United States captain Jim Furyk said “chemistry” between Reed and Woods had been the key to their pairing, which saw the successful partnership of Reed and Spieth broken up.
Asked what would make him nervous when play finally gets under way on Friday, Furyk said: “If they showed up with a different frame of mind. That would make me nervous. I have seen some ‘Oh, s***’ faces in the Ryder Cup, I’ll say that.
“I’m sure I’ve had a couple myself. Yeah, that would make me nervous. I don’t expect that to happen.”
Denmark’s Thorbjorn Olesen has gone from Thomas Bjorn’s buggy driver at Hazeltine to being one of the Ryder Cup captain’s rookies in the space of two years.
The 28-year-old has a close friendship with his fellow Dane and, partly as a result, he was invited to the 2016 event in America where he shadowed Bjorn, then a vice-captain.
It gave him important first-hand experience of what the Ryder Cup is about and means he will not go into the event at Le Golf National totally blind.
“First of all, it’s the toughest job I’ve ever had, for sure. Driving Thomas’s buggy was difficult. He was very demanding, so I was running around,” said Olesen.
“I definitely had to go into the clubhouse to get coffees more than a few times and it was really difficult to get from the course into the clubhouse, especially in a European cart.

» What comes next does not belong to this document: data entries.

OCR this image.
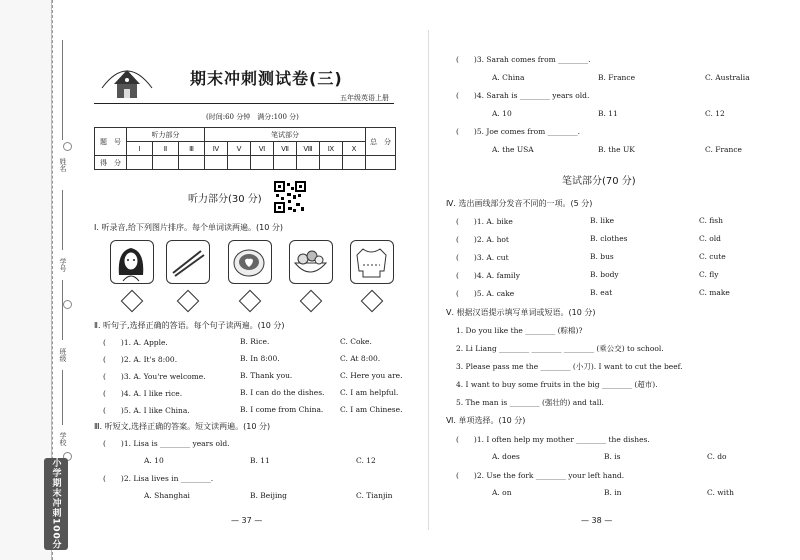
姓名
学号
班级
学校
小学期末冲刺100分
期末冲刺测试卷(三)
五年级英语上册
(时间:60 分钟　满分:100 分)
题　号	听力部分			笔试部分							总　分
	Ⅰ	Ⅱ	Ⅲ	Ⅳ	Ⅴ	Ⅵ	Ⅶ	Ⅷ	Ⅸ	Ⅹ	
得　分											
听力部分(30 分)
Ⅰ. 听录音,给下列图片排序。每个单词读两遍。(10 分)
Ⅱ. 听句子,选择正确的答语。每个句子读两遍。(10 分)
(　　)1. A. Apple.	B. Rice.	C. Coke.
(　　)2. A. It's 8:00.	B. In 8:00.	C. At 8:00.
(　　)3. A. You're welcome.	B. Thank you.	C. Here you are.
(　　)4. A. I like rice.	B. I can do the dishes. C. I am helpful.
(　　)5. A. I like China.	B. I come from China. C. I am Chinese.
Ⅲ. 听短文,选择正确的答案。短文读两遍。(10 分)
(　　)1. Lisa is ________ years old.
A. 10	B. 11	C. 12
(　　)2. Lisa lives in ________.
A. Shanghai	B. Beijing	C. Tianjin
— 37 —
(　　)3. Sarah comes from ________.
A. China	B. France	C. Australia
(　　)4. Sarah is ________ years old.
A. 10	B. 11	C. 12
(　　)5. Joe comes from ________.
A. the USA	B. the UK	C. France
笔试部分(70 分)
Ⅳ. 选出画线部分发音不同的一项。(5 分)
(　　)1. A. bike	B. like	C. fish
(　　)2. A. hot	B. clothes	C. old
(　　)3. A. cut	B. bus	C. cute
(　　)4. A. family	B. body	C. fly
(　　)5. A. cake	B. eat	C. make
Ⅴ. 根据汉语提示填写单词或短语。(10 分)
1. Do you like the ________ (粽棉)?
2. Li Liang ________ ________ ________ (乘公交) to school.
3. Please pass me the ________ (小刀). I want to cut the beef.
4. I want to buy some fruits in the big ________ (超市).
5. The man is ________ (强壮的) and tall.
Ⅵ. 单项选择。(10 分)
(　　)1. I often help my mother ________ the dishes.
A. does	B. is	C. do
(　　)2. Use the fork ________ your left hand.
A. on	B. in	C. with
— 38 —
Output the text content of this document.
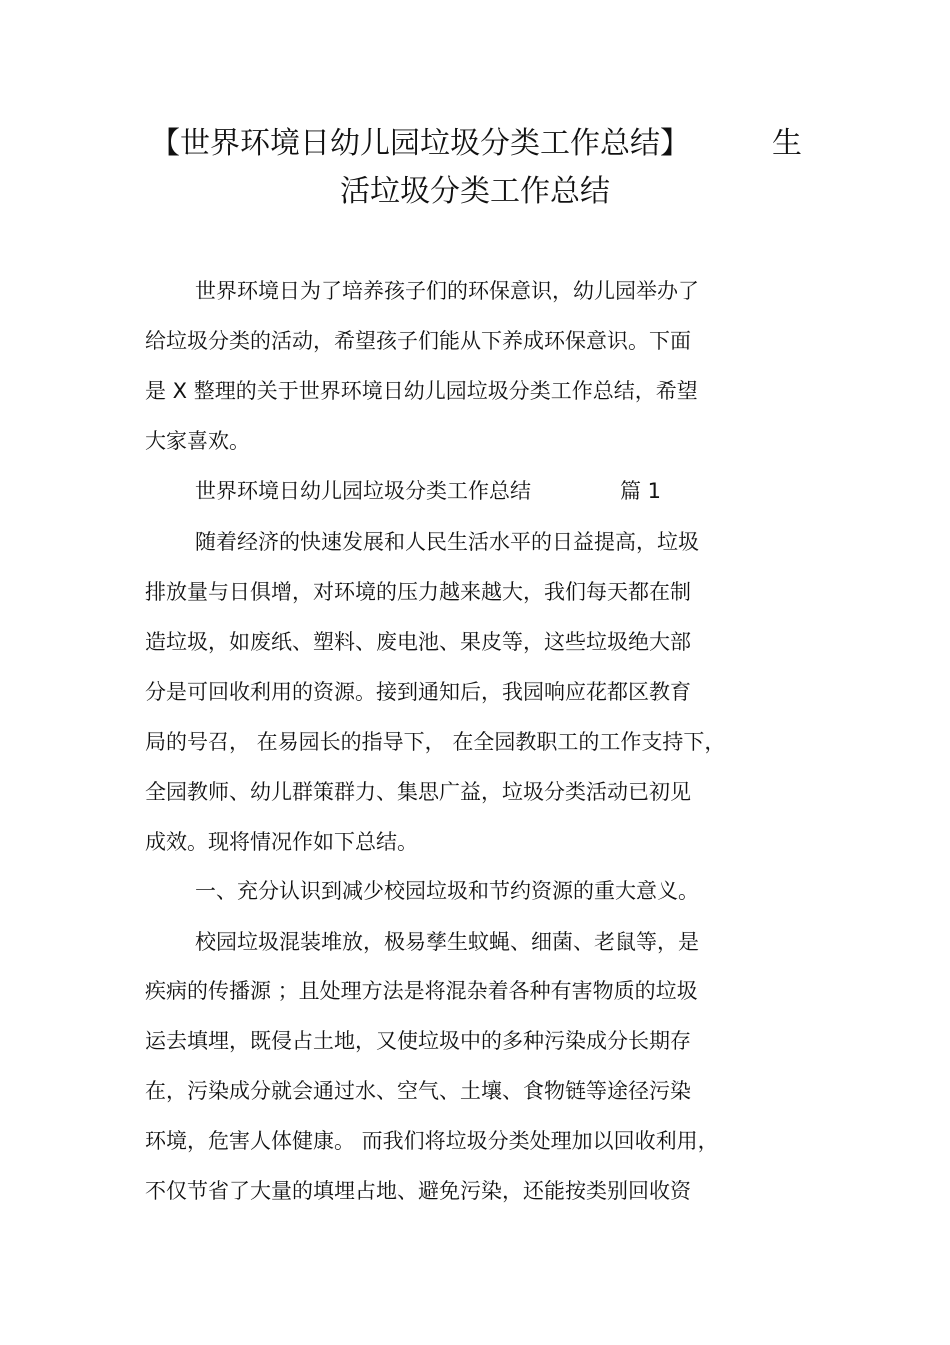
【世界环境日幼儿园垃圾分类工作总结】	生
活垃圾分类工作总结
世界环境日为了培养孩子们的环保意识，幼儿园举办了
给垃圾分类的活动，希望孩子们能从下养成环保意识。下面
是 X 整理的关于世界环境日幼儿园垃圾分类工作总结，希望
大家喜欢。
世界环境日幼儿园垃圾分类工作总结	篇 1
随着经济的快速发展和人民生活水平的日益提高，垃圾
排放量与日俱增，对环境的压力越来越大，我们每天都在制
造垃圾，如废纸、塑料、废电池、果皮等，这些垃圾绝大部
分是可回收利用的资源。接到通知后，我园响应花都区教育
局的号召， 在易园长的指导下， 在全园教职工的工作支持下，
全园教师、幼儿群策群力、集思广益，垃圾分类活动已初见
成效。现将情况作如下总结。
一、充分认识到减少校园垃圾和节约资源的重大意义。
校园垃圾混装堆放，极易孳生蚊蝇、细菌、老鼠等，是
疾病的传播源 ；且处理方法是将混杂着各种有害物质的垃圾
运去填埋，既侵占土地，又使垃圾中的多种污染成分长期存
在，污染成分就会通过水、空气、土壤、食物链等途径污染
环境，危害人体健康。 而我们将垃圾分类处理加以回收利用，
不仅节省了大量的填埋占地、避免污染，还能按类别回收资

“It didn’t make it easier to drive back and forth, and with quite a lot of people, also.
“It was a great experience for me, seeing behind the scenes, seeing what the captains do, vice-captains, realise how tough of a job they actually have to pick the teams.
“Standing on the first tee, seeing all that, I think is a good experience, and I think it can only help me for this week.”
Despite his inside-the-ropes access, Olesen admits nothing can properly prepare him for actually playing in the event.
“I think when you get on the first tee you always have that little bit of nerves and I think that’s a good feeling to have,” he added.
“Every tournament you tee it up in the first round on the first hole, I always get that nerve.
“I’m sure it’s going to be very different this week, but, like I said, I enjoy being nervous. I think that’s a great feeling.”
Olsen secured his automatic place at the Made in Denmark event, the final qualifying tournament, having won the Italian Open and had five other top 10 finishes on the European Tour.
It ensured Bjorn avoided having to make a difficult decision about whether to select his friend and protege as a wildcard.
“Ever since I got on the European Tour Thomas sort of took me under his wing and was a little bit of a mentor for me” added Olesen.
“We got really close friends and have done a lot of different stuff together, spent a lot of time off the golf course, not about golf.
“So obviously two years ago when he got an announced captain it was definitely a big goal for me to try to achieve this and be a part of this team.
“I’m really proud of myself of the way I handled things this summer and kept on going.
“It meant the world that I could qualify straight in. It would have been a really tough decision for Thomas if it wasn’t, because there was so many great players being outside.
“I wouldn’t know if I wouldn’t have qualified if I would have got the pick or not.
“It makes me feel better making the team. I feel more confident. I think it made it easier.”